We compared three of the main acceleration factors that contribute to studio growth to find commonalities between the teachers with higher studio volume versus those with a lower volume.
As discussed in the previous infographic, our research showed having 4+ days of availability for teaching greatly increased a teacher’s likelihood of building a large studio more rapidly. It is important to have not only multiple weekdays available, but imperative to have the afternoon and evening blocks available to schedule students. Since most families have work or school during the day, the prime time for lessons comes later in the day. Morning availability is difficult to fill regardless of how many mornings a teacher has available.
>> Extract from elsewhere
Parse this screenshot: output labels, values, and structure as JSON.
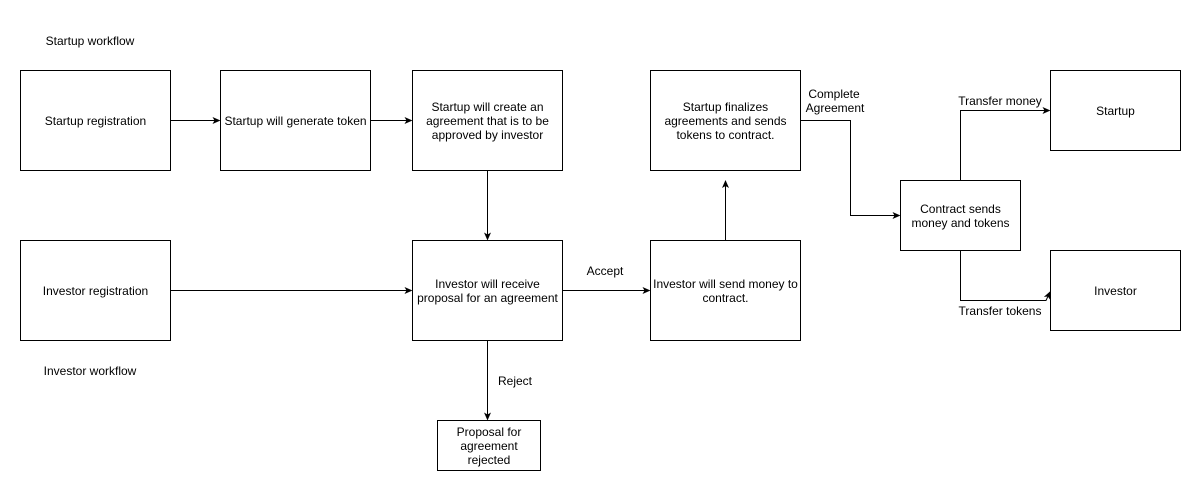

Additionally, both Teacher 1 and Teacher 2 had one weekend day available. While weekends can be hit or miss for families, having some time on a weekend day, either Saturday or Sunday, offers more opportunities to schedule students.
Teacher 3 and Teacher 4 both had very little availability. This gives little flexibility for students who have already packed calendars and it becomes difficult to add more families to a teacher’s schedule. Additionally, only having one or two days of availability limits the amount of possible rescheduling options. Not having very many opportunities for makeups can deter some students who need more flexibility from wanting to remain with their teacher. Further, keeping clients whose availability may change seasonally is challenging when a teacher has little time or few days with which to work.
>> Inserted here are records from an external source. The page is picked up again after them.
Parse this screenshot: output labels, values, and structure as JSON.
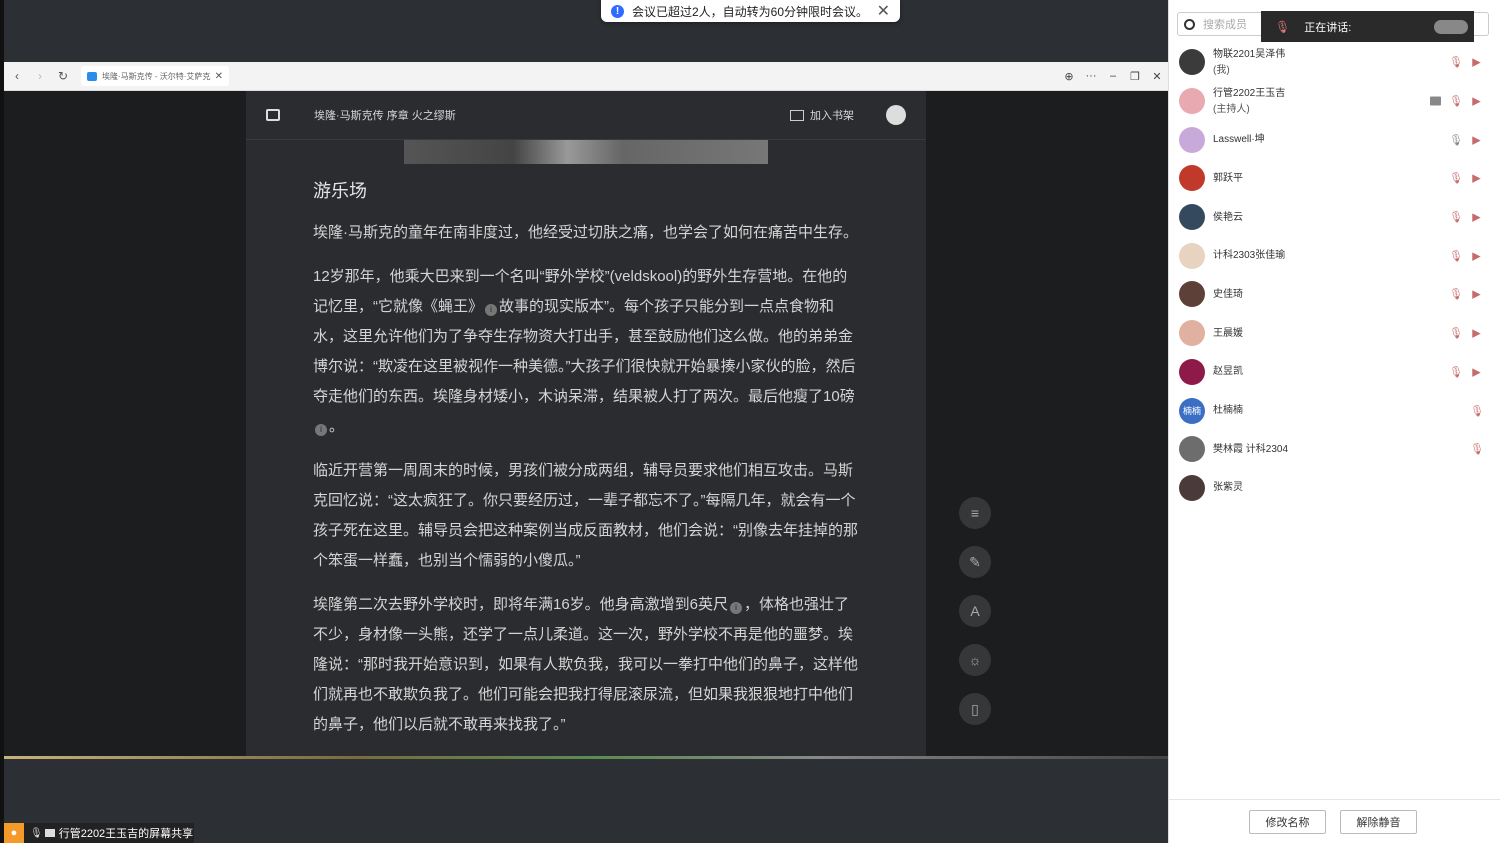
{
  "notice": {
    "text": "会议已超过2人，自动转为60分钟限时会议。",
    "close": "✕"
  },
  "browser": {
    "tab_title": "埃隆·马斯克传 - 沃尔特·艾萨克森",
    "tab_close": "✕",
    "nav": {
      "back": "‹",
      "forward": "›",
      "reload": "↻"
    },
    "window": {
      "globe": "⊕",
      "more": "···",
      "minimize": "–",
      "restore": "❐",
      "close": "✕"
    }
  },
  "reader": {
    "header_title": "埃隆·马斯克传 序章 火之缪斯",
    "shelf_label": "加入书架",
    "chapter_title": "游乐场",
    "paragraphs": [
      [
        "埃隆·马斯克的童年在南非度过，他经受过切肤之痛，也学会了如何在痛苦中生存。"
      ],
      [
        "12岁那年，他乘大巴来到一个名叫“野外学校”(veldskool)的野外生存营地。在他的记忆里，“它就像《蝇王》",
        "故事的现实版本”。每个孩子只能分到一点点食物和水，这里允许他们为了争夺生存物资大打出手，甚至鼓励他们这么做。他的弟弟金博尔说：“欺凌在这里被视作一种美德。”大孩子们很快就开始暴揍小家伙的脸，然后夺走他们的东西。埃隆身材矮小，木讷呆滞，结果被人打了两次。最后他瘦了10磅",
        "。"
      ],
      [
        "临近开营第一周周末的时候，男孩们被分成两组，辅导员要求他们相互攻击。马斯克回忆说：“这太疯狂了。你只要经历过，一辈子都忘不了。”每隔几年，就会有一个孩子死在这里。辅导员会把这种案例当成反面教材，他们会说：“别像去年挂掉的那个笨蛋一样蠢，也别当个懦弱的小傻瓜。”"
      ],
      [
        "埃隆第二次去野外学校时，即将年满16岁。他身高激增到6英尺",
        "，体格也强壮了不少，身材像一头熊，还学了一点儿柔道。这一次，野外学校不再是他的噩梦。埃隆说：“那时我开始意识到，如果有人欺负我，我可以一拳打中他们的鼻子，这样他们就再也不敢欺负我了。他们可能会把我打得屁滚尿流，但如果我狠狠地打中他们的鼻子，他们以后就不敢再来找我了。”"
      ]
    ],
    "footnote_mark": "㊟",
    "tools": [
      "≡",
      "✎",
      "A",
      "☼",
      "▯"
    ]
  },
  "share_bar": {
    "label": "行管2202王玉吉的屏幕共享"
  },
  "panel": {
    "search_placeholder": "搜索成员",
    "speaking_label": "正在讲话:",
    "members": [
      {
        "name": "物联2201吴泽伟",
        "sub": "(我)",
        "avatar_color": "#3b3b3b",
        "mic": "muted",
        "cam": "off",
        "screen": false
      },
      {
        "name": "行管2202王玉吉",
        "sub": "(主持人)",
        "avatar_color": "#e8a9b0",
        "mic": "muted",
        "cam": "off",
        "screen": true
      },
      {
        "name": "Lasswell·坤",
        "sub": "",
        "avatar_color": "#c9a9d9",
        "mic": "on",
        "cam": "off",
        "screen": false
      },
      {
        "name": "郭跃平",
        "sub": "",
        "avatar_color": "#c0392b",
        "mic": "muted",
        "cam": "off",
        "screen": false
      },
      {
        "name": "侯艳云",
        "sub": "",
        "avatar_color": "#34495e",
        "mic": "muted",
        "cam": "off",
        "screen": false
      },
      {
        "name": "计科2303张佳瑜",
        "sub": "",
        "avatar_color": "#e8d2c0",
        "mic": "muted",
        "cam": "off",
        "screen": false
      },
      {
        "name": "史佳琦",
        "sub": "",
        "avatar_color": "#5d4037",
        "mic": "muted",
        "cam": "off",
        "screen": false
      },
      {
        "name": "王晨媛",
        "sub": "",
        "avatar_color": "#e0b0a0",
        "mic": "muted",
        "cam": "off",
        "screen": false
      },
      {
        "name": "赵昱凯",
        "sub": "",
        "avatar_color": "#8e1a4a",
        "mic": "muted",
        "cam": "off",
        "screen": false
      },
      {
        "name": "杜楠楠",
        "sub": "",
        "avatar_color": "#3b6fc4",
        "avatar_text": "楠楠",
        "mic": "muted",
        "cam": "none",
        "screen": false
      },
      {
        "name": "樊林霞 计科2304",
        "sub": "",
        "avatar_color": "#6d6d6d",
        "mic": "muted",
        "cam": "none",
        "screen": false
      },
      {
        "name": "张紫灵",
        "sub": "",
        "avatar_color": "#4a3a3a",
        "mic": "none",
        "cam": "none",
        "screen": false
      }
    ],
    "rename_button": "修改名称",
    "unmute_button": "解除静音"
  },
  "icons": {
    "mic_glyph": "🎙",
    "cam_glyph": "▶"
  }
}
Number of Contracted Regions:
Being contracted for multiple areas, neighboring zones, and in some cases multiple states, allows teachers to expand their overall territory and increase the number of possible families they may teach. Each region has specific needs and some regions, especially those around larger metropolitan areas, have a higher volume of students looking for a teacher. While the industry as a whole can be unpredictable, starting with a wide net allows a teacher to take full advantage of growth spikes in whichever region demonstrates the biggest need.
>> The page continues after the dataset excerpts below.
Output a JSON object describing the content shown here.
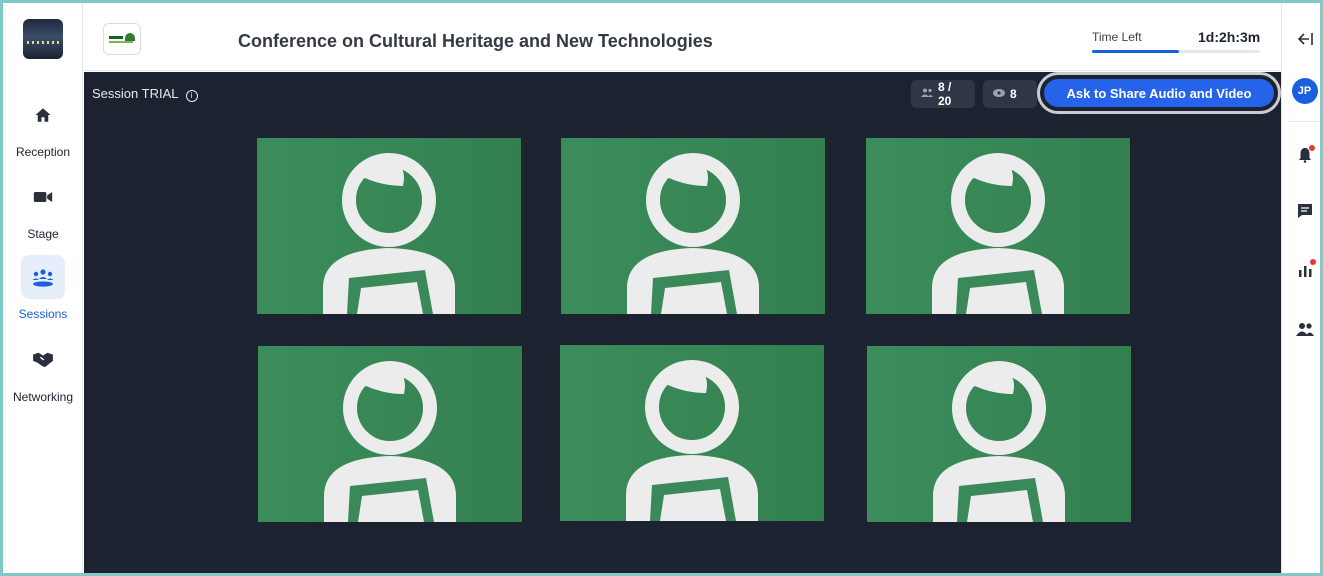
{
  "header": {
    "title": "Conference on Cultural Heritage and New Technologies",
    "time_left_label": "Time Left",
    "time_left_value": "1d:2h:3m",
    "time_progress": 0.52
  },
  "sidebar": {
    "items": [
      {
        "label": "Reception",
        "icon": "home-icon"
      },
      {
        "label": "Stage",
        "icon": "video-camera-icon"
      },
      {
        "label": "Sessions",
        "icon": "people-group-icon",
        "active": true
      },
      {
        "label": "Networking",
        "icon": "handshake-icon"
      }
    ]
  },
  "session": {
    "title": "Session TRIAL",
    "participants": "8 / 20",
    "viewers": "8",
    "share_button": "Ask to Share Audio and Video"
  },
  "rail": {
    "avatar_initials": "JP",
    "icons": [
      "collapse-arrow-icon",
      "bell-icon",
      "chat-icon",
      "poll-chart-icon",
      "people-icon"
    ]
  },
  "colors": {
    "accent": "#2563eb",
    "stage_bg": "#1c2230",
    "tile_green": "#3a8a59",
    "notification_dot": "#e53935"
  }
}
Both Teacher 2 and Teacher 3 were contracted for four regions. While this factor works in favor of them both, Teacher 2 had more than double the amount of available teaching days in which to schedule this increased pool of students.
This interpretation shows that teachers have to check multiple acceleration factor boxes in order to grow their studios. Just being contracted for multiple regions is not helpful if a teacher only has two days in which to schedule those students.
The time of year a teacher begins to build their studio is very important when it comes to how quickly they can amass a schedule.
Most students look to book their lessons for the same day and time each week. This reserved time is dependent on many factors in the student’s personal calendar including, work, school and other extracurricular activities. Many students set up their year’s calendar either at the beginning of the fall school year or after the beginning of each calendar year. Therefore, teachers building a studio at the top of the fall semester, August and September, or after New Years, January and February, are going to have access to a larger number of students looking to reserve a spot on a teacher’s calendar long term.
Teachers who onboard during mid-semester times, October-December or March-May, or during the summer months, will see a slower acceleration of their studio because most students are already on a teacher’s calendar or are on summer holiday.
Out of the three factors compared, the starting semester, while an important indicator, is not alone indicative of a teacher’s likelihood of success. Again, teachers must have multiple acceleration factors working in their favor to see positive and steady studio growth and retention.
What does this mean?
While we look for the cream of the crop at FMC, teachers who are very committed, excellent communicators and experts in their field, there are external factors that will influence success. Building a studio requires an understanding of how teaching scope, availability, seasonality, and consistency all affect how rapidly any teacher can accelerate their business potential.